Like none of it ever mattered.
Coulson’s voice was thick when he spoke again. “What was the event that split the timeline? Where did it diverge?”
Mobius flipped open a manilla folder. “That’s actually what I want to talk to you about. Your divergence point is actually related to another case I’m working on right now, and I could use your perspective.”
“Where!” Coulson repeated, voice bordering on a yell.
The man sitting across from him swallowed. He looked guilty as he spoke. “Your first death, when Loki stabbed you with his scepter. You weren’t supposed to survive.”
Jesus.
All that time. All those years. Just...gone.
Mobius was still talking, words rushing through Coulson’s ears. Saying something about how they’d picked up the wrong variant, how they’d actually been looking for Nick Fury, how he’d been processed, how it was “a real stroke of luck when I found out we still had you in storage.”
Yeah. Luck.
Coulson stared at the man across from him. “What is it you want from me?” he asked, voice haggard.
The man paused, looked at Coulson's face. “I’m sorry, I know this must be a horrible shock. I didn’t want to make you feel-”
“Just tell me.”
After a long silence, Mobius continued. “I’m working on a case about a Loki variant. I was hoping, as someone who has hands-on experience with Lokis, that I could pick your brain a bit.”

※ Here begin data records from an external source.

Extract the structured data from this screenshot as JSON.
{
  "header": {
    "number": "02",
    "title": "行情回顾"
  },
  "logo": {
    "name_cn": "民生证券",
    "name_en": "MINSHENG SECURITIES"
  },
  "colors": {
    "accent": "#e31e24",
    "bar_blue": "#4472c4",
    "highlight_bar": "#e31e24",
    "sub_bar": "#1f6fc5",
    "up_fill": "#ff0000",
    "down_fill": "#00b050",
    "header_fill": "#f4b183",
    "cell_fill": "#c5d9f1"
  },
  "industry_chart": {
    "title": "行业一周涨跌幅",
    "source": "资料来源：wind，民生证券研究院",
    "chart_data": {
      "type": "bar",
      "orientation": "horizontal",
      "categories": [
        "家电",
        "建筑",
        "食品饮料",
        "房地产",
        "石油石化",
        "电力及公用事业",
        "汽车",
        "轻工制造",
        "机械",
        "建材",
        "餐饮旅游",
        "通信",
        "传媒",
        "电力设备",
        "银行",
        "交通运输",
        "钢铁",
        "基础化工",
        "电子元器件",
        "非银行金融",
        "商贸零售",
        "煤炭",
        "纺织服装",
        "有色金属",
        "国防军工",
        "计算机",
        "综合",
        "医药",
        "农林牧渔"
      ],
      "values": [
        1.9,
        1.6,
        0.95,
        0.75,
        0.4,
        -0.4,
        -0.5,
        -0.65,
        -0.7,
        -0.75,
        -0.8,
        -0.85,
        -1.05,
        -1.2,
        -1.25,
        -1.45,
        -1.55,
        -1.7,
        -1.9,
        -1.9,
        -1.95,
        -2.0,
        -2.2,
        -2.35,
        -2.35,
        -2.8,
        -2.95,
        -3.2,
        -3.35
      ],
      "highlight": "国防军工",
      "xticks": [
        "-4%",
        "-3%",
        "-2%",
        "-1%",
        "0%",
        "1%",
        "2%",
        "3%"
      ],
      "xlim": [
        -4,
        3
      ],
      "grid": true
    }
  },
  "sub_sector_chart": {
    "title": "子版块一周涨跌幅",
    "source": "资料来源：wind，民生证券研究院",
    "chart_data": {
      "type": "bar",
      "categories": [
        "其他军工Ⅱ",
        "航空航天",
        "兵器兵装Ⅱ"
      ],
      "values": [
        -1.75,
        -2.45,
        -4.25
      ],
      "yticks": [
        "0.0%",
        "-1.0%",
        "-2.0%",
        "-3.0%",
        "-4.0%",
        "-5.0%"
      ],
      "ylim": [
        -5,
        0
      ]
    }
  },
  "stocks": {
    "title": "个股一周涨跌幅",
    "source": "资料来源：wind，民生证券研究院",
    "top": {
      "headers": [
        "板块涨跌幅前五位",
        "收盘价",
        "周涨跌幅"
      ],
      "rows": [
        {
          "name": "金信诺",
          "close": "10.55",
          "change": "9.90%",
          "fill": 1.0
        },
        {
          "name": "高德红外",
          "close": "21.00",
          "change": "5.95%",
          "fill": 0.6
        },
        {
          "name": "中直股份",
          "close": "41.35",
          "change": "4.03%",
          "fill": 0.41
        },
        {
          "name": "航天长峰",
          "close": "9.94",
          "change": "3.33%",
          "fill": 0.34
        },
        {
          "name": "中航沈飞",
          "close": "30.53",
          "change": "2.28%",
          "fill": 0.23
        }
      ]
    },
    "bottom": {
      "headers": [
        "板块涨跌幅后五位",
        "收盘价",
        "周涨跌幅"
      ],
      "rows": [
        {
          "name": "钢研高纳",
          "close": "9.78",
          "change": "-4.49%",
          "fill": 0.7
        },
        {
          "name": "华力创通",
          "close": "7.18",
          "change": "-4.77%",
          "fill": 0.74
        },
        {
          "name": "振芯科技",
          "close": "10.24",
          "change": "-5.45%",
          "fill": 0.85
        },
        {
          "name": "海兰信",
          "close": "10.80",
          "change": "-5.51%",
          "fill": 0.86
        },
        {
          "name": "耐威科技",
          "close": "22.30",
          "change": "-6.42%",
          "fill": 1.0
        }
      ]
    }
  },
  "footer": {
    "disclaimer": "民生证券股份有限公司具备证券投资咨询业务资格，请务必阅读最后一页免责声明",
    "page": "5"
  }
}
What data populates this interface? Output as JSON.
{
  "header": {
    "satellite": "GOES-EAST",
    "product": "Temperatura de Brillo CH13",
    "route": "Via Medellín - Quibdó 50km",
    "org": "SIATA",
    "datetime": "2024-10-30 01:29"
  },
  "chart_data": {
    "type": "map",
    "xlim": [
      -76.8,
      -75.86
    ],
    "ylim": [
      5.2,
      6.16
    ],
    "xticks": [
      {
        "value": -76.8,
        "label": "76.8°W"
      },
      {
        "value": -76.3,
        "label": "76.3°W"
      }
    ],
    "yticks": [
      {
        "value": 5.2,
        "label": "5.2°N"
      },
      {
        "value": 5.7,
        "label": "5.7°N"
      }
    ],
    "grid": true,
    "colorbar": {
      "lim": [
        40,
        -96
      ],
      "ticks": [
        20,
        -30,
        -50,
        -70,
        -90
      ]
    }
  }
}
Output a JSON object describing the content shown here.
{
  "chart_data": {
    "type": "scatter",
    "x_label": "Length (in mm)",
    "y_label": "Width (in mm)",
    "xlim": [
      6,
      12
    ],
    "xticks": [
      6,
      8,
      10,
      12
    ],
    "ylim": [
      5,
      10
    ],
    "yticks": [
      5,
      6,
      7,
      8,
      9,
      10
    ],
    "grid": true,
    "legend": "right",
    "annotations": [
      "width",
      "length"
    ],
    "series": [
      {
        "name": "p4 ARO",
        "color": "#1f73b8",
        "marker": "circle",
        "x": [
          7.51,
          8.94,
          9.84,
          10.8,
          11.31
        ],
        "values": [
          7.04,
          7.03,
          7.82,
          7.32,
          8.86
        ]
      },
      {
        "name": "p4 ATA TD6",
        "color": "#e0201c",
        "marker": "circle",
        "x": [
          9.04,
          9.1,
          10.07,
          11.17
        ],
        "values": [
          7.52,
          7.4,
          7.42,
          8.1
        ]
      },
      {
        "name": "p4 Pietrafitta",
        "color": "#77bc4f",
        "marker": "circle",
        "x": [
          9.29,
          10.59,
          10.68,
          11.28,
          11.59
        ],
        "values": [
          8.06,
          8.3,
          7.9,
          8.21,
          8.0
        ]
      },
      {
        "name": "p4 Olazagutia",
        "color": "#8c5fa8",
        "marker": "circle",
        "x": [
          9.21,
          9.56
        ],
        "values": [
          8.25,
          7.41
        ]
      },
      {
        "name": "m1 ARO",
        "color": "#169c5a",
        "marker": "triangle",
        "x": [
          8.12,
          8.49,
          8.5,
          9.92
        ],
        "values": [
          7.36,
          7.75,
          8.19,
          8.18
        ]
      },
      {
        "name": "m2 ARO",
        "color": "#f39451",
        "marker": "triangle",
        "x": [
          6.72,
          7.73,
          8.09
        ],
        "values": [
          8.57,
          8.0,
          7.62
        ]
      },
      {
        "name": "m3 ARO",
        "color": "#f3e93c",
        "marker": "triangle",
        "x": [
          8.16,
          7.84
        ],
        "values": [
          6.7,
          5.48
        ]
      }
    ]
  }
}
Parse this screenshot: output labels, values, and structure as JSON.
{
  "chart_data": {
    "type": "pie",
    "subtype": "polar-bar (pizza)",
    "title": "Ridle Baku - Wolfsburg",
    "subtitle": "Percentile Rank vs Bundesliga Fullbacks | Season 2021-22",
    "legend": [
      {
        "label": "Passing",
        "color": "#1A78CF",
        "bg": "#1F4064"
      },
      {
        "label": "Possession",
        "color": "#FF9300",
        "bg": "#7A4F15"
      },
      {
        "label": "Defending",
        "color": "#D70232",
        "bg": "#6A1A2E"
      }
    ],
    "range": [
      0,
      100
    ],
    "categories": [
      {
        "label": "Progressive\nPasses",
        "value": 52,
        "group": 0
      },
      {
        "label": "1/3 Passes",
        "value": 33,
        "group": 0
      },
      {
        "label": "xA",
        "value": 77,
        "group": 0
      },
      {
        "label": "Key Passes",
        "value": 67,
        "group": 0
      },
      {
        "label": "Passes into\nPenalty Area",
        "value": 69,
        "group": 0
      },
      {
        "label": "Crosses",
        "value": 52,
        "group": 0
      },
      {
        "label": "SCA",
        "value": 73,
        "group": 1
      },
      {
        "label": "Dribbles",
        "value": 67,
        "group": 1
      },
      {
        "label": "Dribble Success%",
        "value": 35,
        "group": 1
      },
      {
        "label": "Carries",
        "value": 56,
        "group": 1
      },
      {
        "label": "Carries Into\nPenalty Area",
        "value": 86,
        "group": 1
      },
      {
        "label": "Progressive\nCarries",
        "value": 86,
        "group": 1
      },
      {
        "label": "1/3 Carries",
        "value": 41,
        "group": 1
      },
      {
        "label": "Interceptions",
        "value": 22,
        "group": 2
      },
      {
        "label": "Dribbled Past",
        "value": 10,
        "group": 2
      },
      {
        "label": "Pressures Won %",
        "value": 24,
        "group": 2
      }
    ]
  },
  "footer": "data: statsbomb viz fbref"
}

Coulson snorted. “You think I’d help you with a case?”
“Well, you’ve seen how dangerous Lokis can be. I was hoping, since you’re someone in the business of world saving, that you’d recognize a great threat and help us neutralize it.”
“And if I do,” Coulson brought his head up, met Mobius’s eyes. “If I do, will someone else’s timeline get erased?”
Mobius at least had the grace to look guilty.
Coulson rubbed the palms of his hands, staring at the lines there. “How do you know I won’t run? You didn’t put a collar on me.”
The man cleared his throat awkwardly. “It’s uh, it’s protocol to insert TimeTwister controls into any device we enter into evidence.”
Coulson’s hand drifted to that thin seam in his neck. He was collared. Permanently.
He laughed, a little madly. “And what happens to me? What happens to me if I say no? What happens to me if I say yes?”
“Well, unfortunately either way you’ll have to go back to the evidence locker. We aren’t supposed to keep robots powered up for too long.”
Placed on a shelf until the end of eternity, able to be brought back into this Hell at any moment.
Mobius seemed to sense his mood. The man dropped his voice. “If you help me with this case, I could make a case to have your memory wiped. That way you wouldn’t have to be...stuck.”
But it would be like killing him.
What world was he in, where suicide was the preferable option?
Coulson opened his mouth, unsure of what he’d say.
But the words were stolen from his mouth when another agent entered, chided Mobius for ‘bringing an LMD to the main floor,’ and reached for the dreaded remote.
I should have asked if they were happy, Couslon thought as the darkness took him.